Cyril Ramaphosa said he spoke with Putin and Zelensky by phone over the weekend and they each agreed to host “an African leaders peace mission” in Moscow and Kyiv, respectively, AP reported.

“Principal to our discussions are efforts to find a peaceful resolution to the devastating conflict in the Ukraine,” said Ramaphosa, whose nation has strong ties to Russia.

This all comes after U.S. ambassador to South Africa, Reuben Brigety, told local journalists in a briefing last week that Washington was confident a Russian vessel had uploaded weapons and ammunition from South Africa in December.

“Ramaphosa’s office said on Thursday that an inquiry led by a retired judge would look into the U.S. allegation,” according to Reuters. “On Friday, a minister responsible for arms control and a foreign ministry spokesman said South Africa had not approved any arms shipment to Russia in December.”

The leaders of Zambia, Senegal, the Republic of Congo, Uganda, and Egypt would make up the delegation along with Ramaphosa, he said in a statement. Putin and Zelensky gave him the go-ahead to “commence the preparations,” the South African leader said. At the time of writing, the Russian and Ukrainian governments do not appear to have publicly confirmed any of these details.

As of yet, there has been no apparent confirmation from either Kyiv or Moscow, The New York Times reported Tuesday.

The White House said it supports any negotiations Ukraine supports.

“We support any third-party peace proposal as long as it can be seen as credible, enforceable, and sustainable,” White House National Security Council spokesman John Kirby told reporters Tuesday afternoon. “And for those three things to be the case it’s got to be supported by President [Volodymyr] Zelensky. And the Ukrainian people. Nothing about Ukraine without Ukraine. I said it a million times but keep saying it.”

Ukrainian Maj. Gen. Kyrylo Budanov, head of his military’s Defense Intelligence directorate (GUR) said the GUR has been conducting backchannel negotiations with Belarus through Belarusian MP Yevhen Shevchenko.

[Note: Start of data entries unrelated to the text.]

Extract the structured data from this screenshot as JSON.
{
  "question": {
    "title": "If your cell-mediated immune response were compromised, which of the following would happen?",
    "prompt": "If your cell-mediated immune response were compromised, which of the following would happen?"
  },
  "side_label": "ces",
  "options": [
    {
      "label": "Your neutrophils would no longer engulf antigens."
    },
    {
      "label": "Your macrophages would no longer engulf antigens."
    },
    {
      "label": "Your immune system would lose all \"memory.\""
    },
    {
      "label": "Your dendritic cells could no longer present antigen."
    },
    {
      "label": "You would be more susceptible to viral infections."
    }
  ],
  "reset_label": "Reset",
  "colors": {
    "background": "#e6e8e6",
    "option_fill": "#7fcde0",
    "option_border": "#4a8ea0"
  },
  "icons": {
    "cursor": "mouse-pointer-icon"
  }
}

“We used all possible means of communication,” Budanov told the Rasnye Lyudi (Different People) YouTube channel. “They even involved, letʼs say, one MP. In order to prevent Belarus from being drawn into the war, this is the first goal. The second goal was when the Russian army was pushed out, to prevent a second approach from Belarus. As time has shown, this has now been achieved.”

Ukrainian forces look to be using Romanian 152mm M1981 howitzers, a derivative of the Soviet-era D-20, according to the Ukraine Weapons Tracker OSINT group. This follows the emergence of APR-40 122mm multiple rocket launchers apparently in Ukrainian service earlier this month.

Storm Shadow may be getting the headlines at the moment, but the U.S.-donated Guided Multiple Launch Rocket Systems (GMLRS) rockets are still creating havoc on the battlefield for Russia. The Ukraine Weapons Tracker OSINT group has highlighted a report that a GMLRS recently destroyed a Russian Pantsir-S1 air defense system in Donetsk Oblast.

GMLRS also reportedly destroyed a Russian 9A310M1 TELAR near Popasna in Luhansk Oblast. The 9A310M1 is used in both the Buk-M1 and M2 air defense systems and it’s unclear which one this particular example may have been.

Ukraine’s Air Force remains in the fight as well, as you can see from this low-level attack by a Ukrainian Su-25 Frogfoot ground-attack jet.

A Siberian court has sent a man suspected of setting an out-of-service Su-24 Fencer fighter jet on fire at the Novosibirsk Aviation Plant in early May to pretrial detention, according to the U.S.-funded Radio Free Europe/Radio Liberty news organization.

“The Lenin district court in Novosibirsk ruled on May 15 that Viktor Skorobogatov must stay in pretrial detention until at last July 12 on a charge of arson aimed at destroying an industrial facility and damaging Russia’s defense capability. Since Russia launched its ongoing invasion of Ukraine in February 2022, hundreds of arson attacks have been reported, mostly targeting military conscription centers.”

That’s it for now. We’ll update this story when there is more news to report about Ukraine.